# Statistics with Pure Python - Introduction

The popularity of data science is increasing every day. With it, the popularity of Python is skyrocketing in the fields of data science, machine learning, and artificial intelligence. In the noisy crowd of programming languages, libraries, and dev tools, people often forget to learn things the real way, leading to some major problems down the road. To excel in programming for data science, machine learning, artificial intelligence and other modern technologies, a knowledge of statistics is very important and is even a must in some cases.

Many people, who already know statistics, come to Python programming and immediately start to use various libraries instead of learning the language properly, keeping their learning incomplete. Many Python experts jump into using statistics with Python and various libraries, but without learning statistics properly. There are some who make sure there are no holes in their knowledge and skill set. Yet for others, the ground is never leveled due to their unconsciousness and the way resources for learning are designed and represented.

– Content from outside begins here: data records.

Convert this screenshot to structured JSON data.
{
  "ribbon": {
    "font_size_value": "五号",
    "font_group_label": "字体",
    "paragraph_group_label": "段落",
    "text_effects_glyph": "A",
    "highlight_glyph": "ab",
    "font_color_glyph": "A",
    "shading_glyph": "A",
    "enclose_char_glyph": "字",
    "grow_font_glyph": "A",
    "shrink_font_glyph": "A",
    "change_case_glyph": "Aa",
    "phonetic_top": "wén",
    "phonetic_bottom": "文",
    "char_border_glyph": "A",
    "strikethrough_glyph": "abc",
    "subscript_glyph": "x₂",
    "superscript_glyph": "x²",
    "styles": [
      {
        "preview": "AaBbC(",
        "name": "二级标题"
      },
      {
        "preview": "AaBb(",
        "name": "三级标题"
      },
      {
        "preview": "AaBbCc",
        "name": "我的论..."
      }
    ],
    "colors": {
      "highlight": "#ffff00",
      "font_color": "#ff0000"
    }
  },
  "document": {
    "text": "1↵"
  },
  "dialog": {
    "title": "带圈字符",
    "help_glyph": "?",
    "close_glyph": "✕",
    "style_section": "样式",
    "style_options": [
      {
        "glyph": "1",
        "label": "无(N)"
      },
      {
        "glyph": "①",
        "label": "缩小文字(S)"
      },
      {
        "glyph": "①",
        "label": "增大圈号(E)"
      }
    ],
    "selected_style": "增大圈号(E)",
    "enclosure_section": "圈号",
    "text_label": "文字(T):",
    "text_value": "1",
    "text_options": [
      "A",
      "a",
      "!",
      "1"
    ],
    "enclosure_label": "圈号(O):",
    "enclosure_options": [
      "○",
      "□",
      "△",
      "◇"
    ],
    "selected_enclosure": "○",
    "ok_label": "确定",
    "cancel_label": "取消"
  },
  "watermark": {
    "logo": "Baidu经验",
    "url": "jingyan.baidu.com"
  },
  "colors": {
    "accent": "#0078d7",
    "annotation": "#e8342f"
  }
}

In this series of articles, we’ll attempt to fill in some of those gaps and holes that so many programmes seem to have. In this first article I’ll introduce you to some simple aspects of statistics with the help of Python. And remember—we won’t be using any external libraries.

**Prerequisites**

Before you start with this series of articles, it is expected that you have basic Python programming knowledge and perhaps some very basic knowledge of statistics. You should also be able to use the command line on your system. If you know how to work with Jupyter Notebook that will be an extra benefit for you.

**Preparing Your Environment**

You should have Python installed on your system to work with the examples shown here. You should try to use the latest version of Python. If you do not like to run code through the command line then you can use Jupyter Notebook for Python, but that is not a necessity for this series of articles.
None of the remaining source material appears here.